Another problem was that while the action stages were adequate in length, the two vehicle levels – batmobile and batwing – could drone on for much longer than anyone would ever need them to. Granted, we’re not talking Adventures of Batman & Robin long here, but it was still a pain sometimes. This was most apparent when you needed to continue. Even if you died at the boss, continuing set you back at the beginning of the level, forcing you to wade through the cheap hits and paltry few power ups until you got to the end.

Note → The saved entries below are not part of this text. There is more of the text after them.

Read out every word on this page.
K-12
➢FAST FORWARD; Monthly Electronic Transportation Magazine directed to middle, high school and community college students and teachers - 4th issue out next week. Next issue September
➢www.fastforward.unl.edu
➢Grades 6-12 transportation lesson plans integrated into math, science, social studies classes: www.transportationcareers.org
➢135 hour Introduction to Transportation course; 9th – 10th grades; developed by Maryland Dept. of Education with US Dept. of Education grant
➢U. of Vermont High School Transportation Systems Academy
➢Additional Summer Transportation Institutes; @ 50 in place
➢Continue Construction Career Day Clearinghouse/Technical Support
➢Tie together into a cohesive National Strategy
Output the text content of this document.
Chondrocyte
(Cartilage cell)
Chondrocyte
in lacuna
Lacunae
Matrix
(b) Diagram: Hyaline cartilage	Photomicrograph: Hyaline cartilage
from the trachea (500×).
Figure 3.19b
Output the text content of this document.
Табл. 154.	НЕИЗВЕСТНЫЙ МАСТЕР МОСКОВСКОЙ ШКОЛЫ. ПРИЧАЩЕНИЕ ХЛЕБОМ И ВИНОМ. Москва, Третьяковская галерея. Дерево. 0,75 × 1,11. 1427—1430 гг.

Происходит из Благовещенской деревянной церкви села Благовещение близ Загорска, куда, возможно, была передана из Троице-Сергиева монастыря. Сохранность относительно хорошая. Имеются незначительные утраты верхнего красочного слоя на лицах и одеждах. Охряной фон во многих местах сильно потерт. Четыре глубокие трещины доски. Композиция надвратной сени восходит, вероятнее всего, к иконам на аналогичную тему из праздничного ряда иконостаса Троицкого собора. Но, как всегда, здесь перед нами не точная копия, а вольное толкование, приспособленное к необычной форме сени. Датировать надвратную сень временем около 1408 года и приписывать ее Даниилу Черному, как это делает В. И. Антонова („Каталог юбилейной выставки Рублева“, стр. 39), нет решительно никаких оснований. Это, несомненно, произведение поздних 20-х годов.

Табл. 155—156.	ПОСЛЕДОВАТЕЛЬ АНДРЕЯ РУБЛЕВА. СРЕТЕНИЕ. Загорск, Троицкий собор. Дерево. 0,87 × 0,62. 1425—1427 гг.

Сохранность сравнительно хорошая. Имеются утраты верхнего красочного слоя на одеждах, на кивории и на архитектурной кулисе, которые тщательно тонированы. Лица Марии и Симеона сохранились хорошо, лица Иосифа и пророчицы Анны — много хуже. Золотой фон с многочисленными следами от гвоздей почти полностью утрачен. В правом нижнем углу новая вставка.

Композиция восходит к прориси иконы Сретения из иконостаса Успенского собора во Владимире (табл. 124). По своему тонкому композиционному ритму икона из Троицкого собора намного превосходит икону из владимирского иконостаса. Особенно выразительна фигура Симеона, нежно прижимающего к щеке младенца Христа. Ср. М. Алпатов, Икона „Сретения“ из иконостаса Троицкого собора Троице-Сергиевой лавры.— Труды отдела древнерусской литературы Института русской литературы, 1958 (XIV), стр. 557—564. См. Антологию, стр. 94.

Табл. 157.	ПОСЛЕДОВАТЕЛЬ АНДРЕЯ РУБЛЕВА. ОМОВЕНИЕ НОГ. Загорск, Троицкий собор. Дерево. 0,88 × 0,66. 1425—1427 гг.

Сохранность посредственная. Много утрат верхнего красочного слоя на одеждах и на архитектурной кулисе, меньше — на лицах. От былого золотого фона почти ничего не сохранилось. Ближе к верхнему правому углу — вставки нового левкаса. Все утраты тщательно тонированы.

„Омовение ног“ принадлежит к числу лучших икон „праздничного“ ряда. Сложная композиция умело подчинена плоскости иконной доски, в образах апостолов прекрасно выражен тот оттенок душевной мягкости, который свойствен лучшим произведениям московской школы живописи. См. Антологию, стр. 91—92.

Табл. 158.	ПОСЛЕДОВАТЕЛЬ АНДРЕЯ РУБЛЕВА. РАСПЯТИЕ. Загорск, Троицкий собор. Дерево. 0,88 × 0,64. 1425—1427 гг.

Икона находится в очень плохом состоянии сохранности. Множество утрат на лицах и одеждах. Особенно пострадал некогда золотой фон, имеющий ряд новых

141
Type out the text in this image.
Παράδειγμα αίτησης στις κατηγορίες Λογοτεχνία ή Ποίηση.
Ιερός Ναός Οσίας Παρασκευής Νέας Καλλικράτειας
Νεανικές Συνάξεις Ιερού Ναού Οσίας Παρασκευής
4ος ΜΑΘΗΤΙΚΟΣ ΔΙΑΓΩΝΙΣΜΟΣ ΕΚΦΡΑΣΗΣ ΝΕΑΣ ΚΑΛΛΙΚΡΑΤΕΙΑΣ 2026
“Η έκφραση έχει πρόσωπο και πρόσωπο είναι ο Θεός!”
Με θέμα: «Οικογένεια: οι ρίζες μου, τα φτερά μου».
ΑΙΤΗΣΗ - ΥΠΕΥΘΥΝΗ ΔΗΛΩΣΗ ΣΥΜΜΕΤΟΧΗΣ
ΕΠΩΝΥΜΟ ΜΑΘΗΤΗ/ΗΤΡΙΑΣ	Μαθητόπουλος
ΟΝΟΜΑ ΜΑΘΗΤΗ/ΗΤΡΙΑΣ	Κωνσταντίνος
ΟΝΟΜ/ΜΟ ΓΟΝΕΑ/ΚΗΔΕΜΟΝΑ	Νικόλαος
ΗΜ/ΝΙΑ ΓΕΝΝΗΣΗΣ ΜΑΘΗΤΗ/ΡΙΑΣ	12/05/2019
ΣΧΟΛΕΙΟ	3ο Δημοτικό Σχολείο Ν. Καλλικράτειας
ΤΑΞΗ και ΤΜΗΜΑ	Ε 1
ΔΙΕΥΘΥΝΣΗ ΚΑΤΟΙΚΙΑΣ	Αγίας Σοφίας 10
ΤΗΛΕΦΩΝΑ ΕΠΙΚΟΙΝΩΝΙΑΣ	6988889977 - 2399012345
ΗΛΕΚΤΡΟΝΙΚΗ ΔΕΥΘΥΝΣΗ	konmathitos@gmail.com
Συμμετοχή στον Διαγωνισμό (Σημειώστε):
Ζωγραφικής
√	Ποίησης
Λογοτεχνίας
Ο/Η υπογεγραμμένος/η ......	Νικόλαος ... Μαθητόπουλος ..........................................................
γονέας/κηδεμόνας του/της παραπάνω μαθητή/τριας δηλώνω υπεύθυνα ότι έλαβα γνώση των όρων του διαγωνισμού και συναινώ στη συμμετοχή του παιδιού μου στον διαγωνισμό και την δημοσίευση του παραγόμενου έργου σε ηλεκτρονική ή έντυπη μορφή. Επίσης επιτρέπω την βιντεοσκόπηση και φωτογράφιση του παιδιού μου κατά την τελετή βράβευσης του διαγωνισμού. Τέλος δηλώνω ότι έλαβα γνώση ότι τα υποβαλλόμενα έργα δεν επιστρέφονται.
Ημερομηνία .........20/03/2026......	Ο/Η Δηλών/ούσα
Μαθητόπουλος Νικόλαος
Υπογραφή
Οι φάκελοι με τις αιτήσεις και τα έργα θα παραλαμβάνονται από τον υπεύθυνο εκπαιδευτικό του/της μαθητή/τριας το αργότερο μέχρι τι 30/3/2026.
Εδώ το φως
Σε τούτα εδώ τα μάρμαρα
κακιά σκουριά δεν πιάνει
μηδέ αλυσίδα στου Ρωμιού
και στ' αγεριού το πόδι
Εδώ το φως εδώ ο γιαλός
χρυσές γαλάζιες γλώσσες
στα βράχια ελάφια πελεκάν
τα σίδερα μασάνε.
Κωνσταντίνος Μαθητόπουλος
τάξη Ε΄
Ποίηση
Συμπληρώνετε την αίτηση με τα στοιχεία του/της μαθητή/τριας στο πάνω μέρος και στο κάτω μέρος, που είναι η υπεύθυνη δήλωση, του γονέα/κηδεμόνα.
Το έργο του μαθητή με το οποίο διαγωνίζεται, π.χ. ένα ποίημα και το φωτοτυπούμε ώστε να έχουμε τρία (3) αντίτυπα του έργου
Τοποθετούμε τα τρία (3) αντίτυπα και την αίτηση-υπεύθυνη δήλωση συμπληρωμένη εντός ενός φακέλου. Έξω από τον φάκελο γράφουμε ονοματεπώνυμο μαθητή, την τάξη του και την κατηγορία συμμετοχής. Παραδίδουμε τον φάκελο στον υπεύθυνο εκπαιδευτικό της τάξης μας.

Gee, with all the negativity expressed above, it sure does seem like Batman isn’t worth playing, doesn’t it? I don’t want to give you the wrong idea, and as I stated earlier, the game is highly playable, even with all of its problems. The easy boss problem can be fixed by foregoing the practice of looking for their weak spots. Instead of hammering away at them with batarangs and then finishing them off with a jump kick or dodge/punch combo, try using only your foot sweep or simple punch. It makes things much more difficult.
The majority of Batman‘s other shortcomings can be remedied in similar fashion. Cheap A.I. got you down? Increase your life supply to either five or seven. Blow through the game too easily? Play on hard and don’t continue. The result is the same, but the being able to tweak the difficulty to your liking may very well change your initial opinion.
When all is said and done, I do really like Batman: The Video Game. It’s challenging, great to look at, and oozes personality. I’m especially fond of the Japanese version, with its tiny box. So cute! If you’re not looking for the absolute best Mr. Wayne’s alter ego has to offer, then by all means, have a go at this one. It’s a decent little romp whose biggest flaws can be worked around with little trouble. Don’t you wish you could say that about every game you’ve played?